Figure 1.
Identification of differentially expressed genes.
(A) Detection threshold determination. False positive and negative rates for the detection of genes as a function of detection threshold used, demonstrating how a detection threshold of 0.04 FPKM was determined. A more conservative threshold 0.1 FPKM was chosen for downstream analysis (the probability that a transcript can be reliably detected is ~0.99). (B) Table and Venn diagrams show the distribution of genes that changed > 2 fold and were statistically significant (t-test p < 0.05) in 2D and 7D stages.
Figure 2.
The top canonical pathways enriched in the differentially expressed genes.
(A) Top 15 canonical pathways enriched in top 10% up/down-regulated genes of 2D/CTR and 7D/CTR are shown. The –log(P value) of the enrichment of each canonical pathway was plotted. (B) LXR/RXR Activation pathway up-regulated genes are colored pink. The color of a gene reflects its fold change. The higher the fold change the deeper the color.
Figure 3.
Alternative splicing analysis.
(A) The annotated isoform numbers per gene (x-axis) were plotted over number of genes (y-axis). (B) Splicing isoform expression of genes Spp1 and Morfl2 in acute and subacute phases. Error bars represent ±SEM. P values for transcript NM_009263, NM_00116829 and NM_001168230 were calculated by one-way ANOVA.
Figure 4.
Developing a systems based analysis framework to identify key determinants in the global gene network.

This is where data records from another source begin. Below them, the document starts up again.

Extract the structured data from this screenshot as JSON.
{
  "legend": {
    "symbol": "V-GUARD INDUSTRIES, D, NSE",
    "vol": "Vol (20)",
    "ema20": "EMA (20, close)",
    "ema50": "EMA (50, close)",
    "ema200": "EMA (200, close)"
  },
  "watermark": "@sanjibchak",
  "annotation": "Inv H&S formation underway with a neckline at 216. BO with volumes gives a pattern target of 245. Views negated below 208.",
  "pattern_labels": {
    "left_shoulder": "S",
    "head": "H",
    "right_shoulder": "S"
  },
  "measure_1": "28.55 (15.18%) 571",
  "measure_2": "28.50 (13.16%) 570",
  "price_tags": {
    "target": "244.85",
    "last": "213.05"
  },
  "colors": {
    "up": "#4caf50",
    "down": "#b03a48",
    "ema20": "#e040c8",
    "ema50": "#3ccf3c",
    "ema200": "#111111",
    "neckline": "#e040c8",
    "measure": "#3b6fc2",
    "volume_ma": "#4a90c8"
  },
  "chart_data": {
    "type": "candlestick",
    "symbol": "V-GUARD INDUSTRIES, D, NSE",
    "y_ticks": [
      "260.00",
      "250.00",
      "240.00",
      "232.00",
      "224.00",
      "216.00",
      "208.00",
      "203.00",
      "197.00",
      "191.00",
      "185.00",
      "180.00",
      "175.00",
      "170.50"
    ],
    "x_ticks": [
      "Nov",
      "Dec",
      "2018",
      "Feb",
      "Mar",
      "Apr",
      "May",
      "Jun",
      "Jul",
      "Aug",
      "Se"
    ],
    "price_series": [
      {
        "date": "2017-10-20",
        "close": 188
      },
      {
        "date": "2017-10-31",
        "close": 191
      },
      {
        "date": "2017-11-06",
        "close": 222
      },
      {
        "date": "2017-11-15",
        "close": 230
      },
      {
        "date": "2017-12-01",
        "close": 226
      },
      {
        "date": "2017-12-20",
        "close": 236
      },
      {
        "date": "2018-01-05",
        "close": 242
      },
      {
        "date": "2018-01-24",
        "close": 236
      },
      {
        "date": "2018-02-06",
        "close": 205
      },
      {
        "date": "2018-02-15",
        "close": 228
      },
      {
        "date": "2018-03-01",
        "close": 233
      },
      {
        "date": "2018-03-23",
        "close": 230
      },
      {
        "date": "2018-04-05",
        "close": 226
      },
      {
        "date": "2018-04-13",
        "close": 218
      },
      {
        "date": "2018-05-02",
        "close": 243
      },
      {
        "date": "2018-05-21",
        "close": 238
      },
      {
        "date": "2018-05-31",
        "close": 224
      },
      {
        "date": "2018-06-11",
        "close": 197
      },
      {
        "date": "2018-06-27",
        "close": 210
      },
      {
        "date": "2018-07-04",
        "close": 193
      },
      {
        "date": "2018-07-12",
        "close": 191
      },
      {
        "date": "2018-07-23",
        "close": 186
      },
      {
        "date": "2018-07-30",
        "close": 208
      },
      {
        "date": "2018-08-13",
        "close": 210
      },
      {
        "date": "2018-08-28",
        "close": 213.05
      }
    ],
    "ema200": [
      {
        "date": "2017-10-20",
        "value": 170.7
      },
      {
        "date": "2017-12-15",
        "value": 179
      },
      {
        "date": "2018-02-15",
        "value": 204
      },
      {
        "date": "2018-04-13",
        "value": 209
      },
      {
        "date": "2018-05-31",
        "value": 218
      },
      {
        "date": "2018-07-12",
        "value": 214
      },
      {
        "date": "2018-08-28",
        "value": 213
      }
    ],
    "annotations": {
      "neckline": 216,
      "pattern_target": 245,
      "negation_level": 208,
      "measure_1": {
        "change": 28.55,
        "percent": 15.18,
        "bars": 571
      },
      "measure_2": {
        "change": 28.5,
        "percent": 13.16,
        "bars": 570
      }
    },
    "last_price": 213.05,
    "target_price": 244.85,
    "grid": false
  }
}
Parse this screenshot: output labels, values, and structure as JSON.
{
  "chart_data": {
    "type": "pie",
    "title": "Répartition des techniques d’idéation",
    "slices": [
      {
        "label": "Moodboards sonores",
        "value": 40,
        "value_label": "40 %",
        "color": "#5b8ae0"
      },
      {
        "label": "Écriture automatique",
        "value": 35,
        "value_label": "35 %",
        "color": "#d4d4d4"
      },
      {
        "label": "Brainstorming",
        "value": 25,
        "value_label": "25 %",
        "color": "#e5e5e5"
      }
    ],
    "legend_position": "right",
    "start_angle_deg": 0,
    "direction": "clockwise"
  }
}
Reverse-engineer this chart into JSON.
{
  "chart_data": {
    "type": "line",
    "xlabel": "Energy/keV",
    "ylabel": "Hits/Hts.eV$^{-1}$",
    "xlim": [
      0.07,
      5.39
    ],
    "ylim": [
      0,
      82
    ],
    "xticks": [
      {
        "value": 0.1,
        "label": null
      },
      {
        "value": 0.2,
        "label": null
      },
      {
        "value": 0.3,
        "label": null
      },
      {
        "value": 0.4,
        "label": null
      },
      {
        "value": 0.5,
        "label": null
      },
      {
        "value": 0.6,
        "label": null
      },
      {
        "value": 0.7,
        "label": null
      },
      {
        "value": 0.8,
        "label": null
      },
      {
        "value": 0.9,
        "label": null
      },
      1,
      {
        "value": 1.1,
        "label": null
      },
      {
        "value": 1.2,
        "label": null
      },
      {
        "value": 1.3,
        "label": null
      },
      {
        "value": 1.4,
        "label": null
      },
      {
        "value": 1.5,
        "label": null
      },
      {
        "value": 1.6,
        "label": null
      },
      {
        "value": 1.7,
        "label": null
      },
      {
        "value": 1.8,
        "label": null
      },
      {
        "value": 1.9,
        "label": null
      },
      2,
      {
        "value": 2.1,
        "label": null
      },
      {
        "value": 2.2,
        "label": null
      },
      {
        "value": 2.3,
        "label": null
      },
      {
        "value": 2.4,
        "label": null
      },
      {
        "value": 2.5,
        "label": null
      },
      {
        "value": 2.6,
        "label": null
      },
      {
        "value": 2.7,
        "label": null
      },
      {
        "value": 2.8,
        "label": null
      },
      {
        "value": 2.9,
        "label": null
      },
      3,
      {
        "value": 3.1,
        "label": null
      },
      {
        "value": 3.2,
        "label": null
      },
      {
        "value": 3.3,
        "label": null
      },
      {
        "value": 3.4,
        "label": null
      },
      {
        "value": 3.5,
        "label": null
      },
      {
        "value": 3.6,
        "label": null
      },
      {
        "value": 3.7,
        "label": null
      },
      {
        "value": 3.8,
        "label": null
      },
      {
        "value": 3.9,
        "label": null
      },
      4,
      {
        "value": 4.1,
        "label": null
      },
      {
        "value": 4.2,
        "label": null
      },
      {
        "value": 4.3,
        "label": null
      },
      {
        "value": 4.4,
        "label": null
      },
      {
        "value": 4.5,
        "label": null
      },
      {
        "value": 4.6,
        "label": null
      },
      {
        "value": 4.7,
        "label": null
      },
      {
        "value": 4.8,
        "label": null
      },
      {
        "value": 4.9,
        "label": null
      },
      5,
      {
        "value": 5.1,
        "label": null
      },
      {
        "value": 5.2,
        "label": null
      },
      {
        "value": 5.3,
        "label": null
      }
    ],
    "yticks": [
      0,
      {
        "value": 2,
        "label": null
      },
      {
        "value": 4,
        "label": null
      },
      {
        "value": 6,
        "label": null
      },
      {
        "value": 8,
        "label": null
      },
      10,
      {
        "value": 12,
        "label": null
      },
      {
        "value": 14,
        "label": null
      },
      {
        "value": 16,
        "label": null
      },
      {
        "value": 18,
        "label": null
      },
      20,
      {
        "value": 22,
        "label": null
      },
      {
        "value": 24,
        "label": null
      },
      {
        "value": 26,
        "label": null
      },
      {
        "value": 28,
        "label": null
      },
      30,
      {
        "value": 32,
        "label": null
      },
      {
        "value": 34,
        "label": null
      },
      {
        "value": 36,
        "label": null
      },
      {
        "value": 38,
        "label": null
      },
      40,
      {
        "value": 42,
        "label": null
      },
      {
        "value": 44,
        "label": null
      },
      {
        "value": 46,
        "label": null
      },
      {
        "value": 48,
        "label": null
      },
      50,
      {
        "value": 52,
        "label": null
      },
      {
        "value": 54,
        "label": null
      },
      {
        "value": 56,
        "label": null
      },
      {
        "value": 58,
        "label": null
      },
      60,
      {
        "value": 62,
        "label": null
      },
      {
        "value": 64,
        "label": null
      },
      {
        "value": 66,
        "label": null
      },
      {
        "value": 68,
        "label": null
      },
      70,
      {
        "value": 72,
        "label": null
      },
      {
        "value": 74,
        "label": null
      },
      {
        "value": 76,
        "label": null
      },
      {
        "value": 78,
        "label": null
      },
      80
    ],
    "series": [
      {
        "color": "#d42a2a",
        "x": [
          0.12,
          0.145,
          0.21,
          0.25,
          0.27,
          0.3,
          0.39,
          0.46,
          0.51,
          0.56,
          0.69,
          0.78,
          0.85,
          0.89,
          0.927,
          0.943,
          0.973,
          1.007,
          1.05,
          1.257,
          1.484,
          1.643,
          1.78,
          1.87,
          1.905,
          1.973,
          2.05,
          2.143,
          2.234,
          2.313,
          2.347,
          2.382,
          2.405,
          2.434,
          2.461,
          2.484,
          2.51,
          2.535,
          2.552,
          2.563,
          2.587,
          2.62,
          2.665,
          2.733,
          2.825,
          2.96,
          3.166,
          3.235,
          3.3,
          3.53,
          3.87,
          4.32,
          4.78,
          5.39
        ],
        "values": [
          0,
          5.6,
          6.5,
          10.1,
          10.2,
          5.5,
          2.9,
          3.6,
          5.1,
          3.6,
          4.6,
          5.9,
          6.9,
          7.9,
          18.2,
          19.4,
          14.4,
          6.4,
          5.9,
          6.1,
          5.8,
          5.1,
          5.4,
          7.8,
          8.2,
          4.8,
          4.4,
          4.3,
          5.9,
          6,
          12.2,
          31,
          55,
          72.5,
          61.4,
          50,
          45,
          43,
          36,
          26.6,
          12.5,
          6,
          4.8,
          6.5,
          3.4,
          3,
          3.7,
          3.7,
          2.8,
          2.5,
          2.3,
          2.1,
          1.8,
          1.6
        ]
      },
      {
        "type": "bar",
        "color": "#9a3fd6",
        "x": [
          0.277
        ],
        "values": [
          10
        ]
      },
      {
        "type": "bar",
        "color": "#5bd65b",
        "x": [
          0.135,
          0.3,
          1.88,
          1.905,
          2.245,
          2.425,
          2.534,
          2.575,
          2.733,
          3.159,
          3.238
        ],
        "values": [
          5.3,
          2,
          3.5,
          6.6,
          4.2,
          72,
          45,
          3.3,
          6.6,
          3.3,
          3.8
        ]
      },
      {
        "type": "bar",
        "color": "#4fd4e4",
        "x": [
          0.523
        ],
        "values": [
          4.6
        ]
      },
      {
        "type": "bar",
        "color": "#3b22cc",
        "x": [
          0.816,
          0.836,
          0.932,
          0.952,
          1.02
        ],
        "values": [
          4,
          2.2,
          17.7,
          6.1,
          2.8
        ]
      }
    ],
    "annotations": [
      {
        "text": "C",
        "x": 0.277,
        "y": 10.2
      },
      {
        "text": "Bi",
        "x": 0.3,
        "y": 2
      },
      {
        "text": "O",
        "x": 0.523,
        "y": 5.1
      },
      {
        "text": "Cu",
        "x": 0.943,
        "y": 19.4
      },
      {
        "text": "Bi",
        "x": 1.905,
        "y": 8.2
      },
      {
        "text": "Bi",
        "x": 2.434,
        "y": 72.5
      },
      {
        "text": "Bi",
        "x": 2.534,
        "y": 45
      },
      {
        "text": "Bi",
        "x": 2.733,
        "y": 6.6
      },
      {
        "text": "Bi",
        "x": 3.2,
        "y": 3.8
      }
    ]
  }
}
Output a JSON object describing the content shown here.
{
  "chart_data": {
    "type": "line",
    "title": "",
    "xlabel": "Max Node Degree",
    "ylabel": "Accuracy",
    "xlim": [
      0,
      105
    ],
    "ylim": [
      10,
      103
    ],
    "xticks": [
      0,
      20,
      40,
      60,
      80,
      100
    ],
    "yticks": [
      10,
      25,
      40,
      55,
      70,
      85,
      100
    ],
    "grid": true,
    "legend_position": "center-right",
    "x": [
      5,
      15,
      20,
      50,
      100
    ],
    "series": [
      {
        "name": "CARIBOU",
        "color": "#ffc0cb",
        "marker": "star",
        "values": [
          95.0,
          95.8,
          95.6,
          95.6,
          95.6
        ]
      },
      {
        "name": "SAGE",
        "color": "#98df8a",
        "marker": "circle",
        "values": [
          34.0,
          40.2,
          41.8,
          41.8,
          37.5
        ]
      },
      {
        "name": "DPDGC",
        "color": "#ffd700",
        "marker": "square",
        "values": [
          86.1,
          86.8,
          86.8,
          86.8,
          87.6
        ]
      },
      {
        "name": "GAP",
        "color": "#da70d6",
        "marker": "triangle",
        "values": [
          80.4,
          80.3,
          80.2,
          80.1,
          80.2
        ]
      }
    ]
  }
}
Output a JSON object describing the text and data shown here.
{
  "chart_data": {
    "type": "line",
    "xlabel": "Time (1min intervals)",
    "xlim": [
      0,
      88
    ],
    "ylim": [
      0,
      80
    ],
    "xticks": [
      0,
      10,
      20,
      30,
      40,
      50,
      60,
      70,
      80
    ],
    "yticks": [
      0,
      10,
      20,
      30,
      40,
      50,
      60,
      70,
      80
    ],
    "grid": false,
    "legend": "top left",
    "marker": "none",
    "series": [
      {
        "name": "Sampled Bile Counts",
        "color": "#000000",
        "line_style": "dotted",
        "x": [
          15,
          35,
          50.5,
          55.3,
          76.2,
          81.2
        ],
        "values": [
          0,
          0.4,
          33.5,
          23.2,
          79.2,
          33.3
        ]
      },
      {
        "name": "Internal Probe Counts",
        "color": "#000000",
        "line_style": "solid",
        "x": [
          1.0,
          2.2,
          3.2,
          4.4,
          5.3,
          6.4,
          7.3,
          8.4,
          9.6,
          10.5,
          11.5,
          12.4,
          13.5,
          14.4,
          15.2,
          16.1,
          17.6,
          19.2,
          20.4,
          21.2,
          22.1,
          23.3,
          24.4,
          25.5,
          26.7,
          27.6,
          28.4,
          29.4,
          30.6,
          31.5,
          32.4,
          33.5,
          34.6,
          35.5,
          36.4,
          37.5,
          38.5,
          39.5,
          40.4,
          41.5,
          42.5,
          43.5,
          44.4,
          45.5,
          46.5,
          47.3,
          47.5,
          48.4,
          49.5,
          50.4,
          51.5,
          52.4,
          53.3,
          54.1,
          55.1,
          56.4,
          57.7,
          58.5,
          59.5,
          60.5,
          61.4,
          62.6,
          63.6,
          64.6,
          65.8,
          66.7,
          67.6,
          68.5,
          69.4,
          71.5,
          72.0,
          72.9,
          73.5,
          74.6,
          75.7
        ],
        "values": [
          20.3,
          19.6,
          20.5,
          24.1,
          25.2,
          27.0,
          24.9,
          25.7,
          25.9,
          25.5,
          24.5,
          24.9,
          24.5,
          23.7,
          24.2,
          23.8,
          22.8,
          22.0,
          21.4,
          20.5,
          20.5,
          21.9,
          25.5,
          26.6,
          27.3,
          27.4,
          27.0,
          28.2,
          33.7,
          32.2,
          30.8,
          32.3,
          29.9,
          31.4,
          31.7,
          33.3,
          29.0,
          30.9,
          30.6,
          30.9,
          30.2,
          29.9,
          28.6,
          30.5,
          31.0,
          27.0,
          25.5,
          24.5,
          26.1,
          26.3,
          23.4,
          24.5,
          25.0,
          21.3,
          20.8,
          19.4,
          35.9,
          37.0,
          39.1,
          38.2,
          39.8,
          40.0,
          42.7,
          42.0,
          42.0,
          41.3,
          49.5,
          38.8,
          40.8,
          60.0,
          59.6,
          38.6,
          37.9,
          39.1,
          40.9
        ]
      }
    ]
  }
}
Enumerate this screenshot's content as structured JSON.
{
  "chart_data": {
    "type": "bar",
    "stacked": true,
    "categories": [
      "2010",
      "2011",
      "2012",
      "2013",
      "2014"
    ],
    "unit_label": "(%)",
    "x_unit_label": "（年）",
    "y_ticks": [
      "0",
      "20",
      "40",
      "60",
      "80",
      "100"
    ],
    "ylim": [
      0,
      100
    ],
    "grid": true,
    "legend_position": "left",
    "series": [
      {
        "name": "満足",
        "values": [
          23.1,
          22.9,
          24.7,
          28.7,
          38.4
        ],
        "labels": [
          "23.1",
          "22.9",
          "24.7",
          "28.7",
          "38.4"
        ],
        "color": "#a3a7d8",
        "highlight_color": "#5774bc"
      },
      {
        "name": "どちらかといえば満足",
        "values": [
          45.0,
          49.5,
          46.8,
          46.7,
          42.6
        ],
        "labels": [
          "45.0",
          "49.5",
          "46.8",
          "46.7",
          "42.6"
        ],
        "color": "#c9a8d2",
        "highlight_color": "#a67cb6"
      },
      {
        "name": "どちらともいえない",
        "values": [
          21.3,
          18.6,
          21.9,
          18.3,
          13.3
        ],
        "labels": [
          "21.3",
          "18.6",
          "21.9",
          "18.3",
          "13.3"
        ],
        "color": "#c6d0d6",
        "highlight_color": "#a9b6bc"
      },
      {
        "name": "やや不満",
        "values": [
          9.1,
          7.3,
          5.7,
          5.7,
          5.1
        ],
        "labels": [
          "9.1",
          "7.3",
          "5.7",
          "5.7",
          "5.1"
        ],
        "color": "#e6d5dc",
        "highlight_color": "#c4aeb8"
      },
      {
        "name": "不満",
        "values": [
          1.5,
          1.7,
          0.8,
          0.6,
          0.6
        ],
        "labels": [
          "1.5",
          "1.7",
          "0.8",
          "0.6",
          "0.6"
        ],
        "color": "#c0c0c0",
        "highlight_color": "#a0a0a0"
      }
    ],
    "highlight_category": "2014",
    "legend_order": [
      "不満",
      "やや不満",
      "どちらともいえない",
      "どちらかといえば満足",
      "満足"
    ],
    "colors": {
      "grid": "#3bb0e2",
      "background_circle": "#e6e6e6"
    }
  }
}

(A) Network constructed in 7D stage using top 10% up-regulated genes. Gene TNF (tumor necrosis factor) was highlighted with its connected edges (in blue). (B) The workflow of a systems based analysis framework in identifying potentially important genes.
Figure 5.
Relative expression fold change from qRT-PCR were calculated using 2-ΔΔCt method. Error bars represent ±SD (n=3). FPKM fold change were the ratio of average FPKM between samples.
Figure 6.
The expression of macrophage marker genes in both acute and subacute phases of SCI.
Expression profile of the common macrophage marker Itgam (A), M1 specific marker CD86 (B) and M2 specific marker Arg1(C) during the time-course of SCI. P values were calculated by one-way ANOVA. GSEA analysis: differential gene expression was ranked by fold change (x-axis: 2D vs control (D), 7D vs control (E), 7D vs 2D (F)). The most up-regulated genes are shown on the left side (red), while the most up-regulated genes were shown on the right side (blue). Black bars represent the positions of the M1 vs M2 up-regulated signature genes in the ranked list. Enrichment score (ES, Y-axis) reflects the degree the genes are overrepresented. When the distribution is at random, the enrichment score is zero. Enrichment of signature genes at the top of the ranked list results in a large positive deviation of the ES from zero. NES, normalized enrichment score; FDR, false discovery rate-adjusted q value.
Figure 7.
Expression dynamics of cell markers of various cell types.
Expression profile of OPC marker Cspg4, also known as NG2 (A), neural stem cell marker Nestin (B), endothelial marker Pecam-1, also known as CD31 (C), hematopoietic stem cell marker CD34 (D), reactive astrocyte markers GFAP(E), Lcn2 and Serpina3n (F,G), are shown. P values were calculated by one-way ANOVA.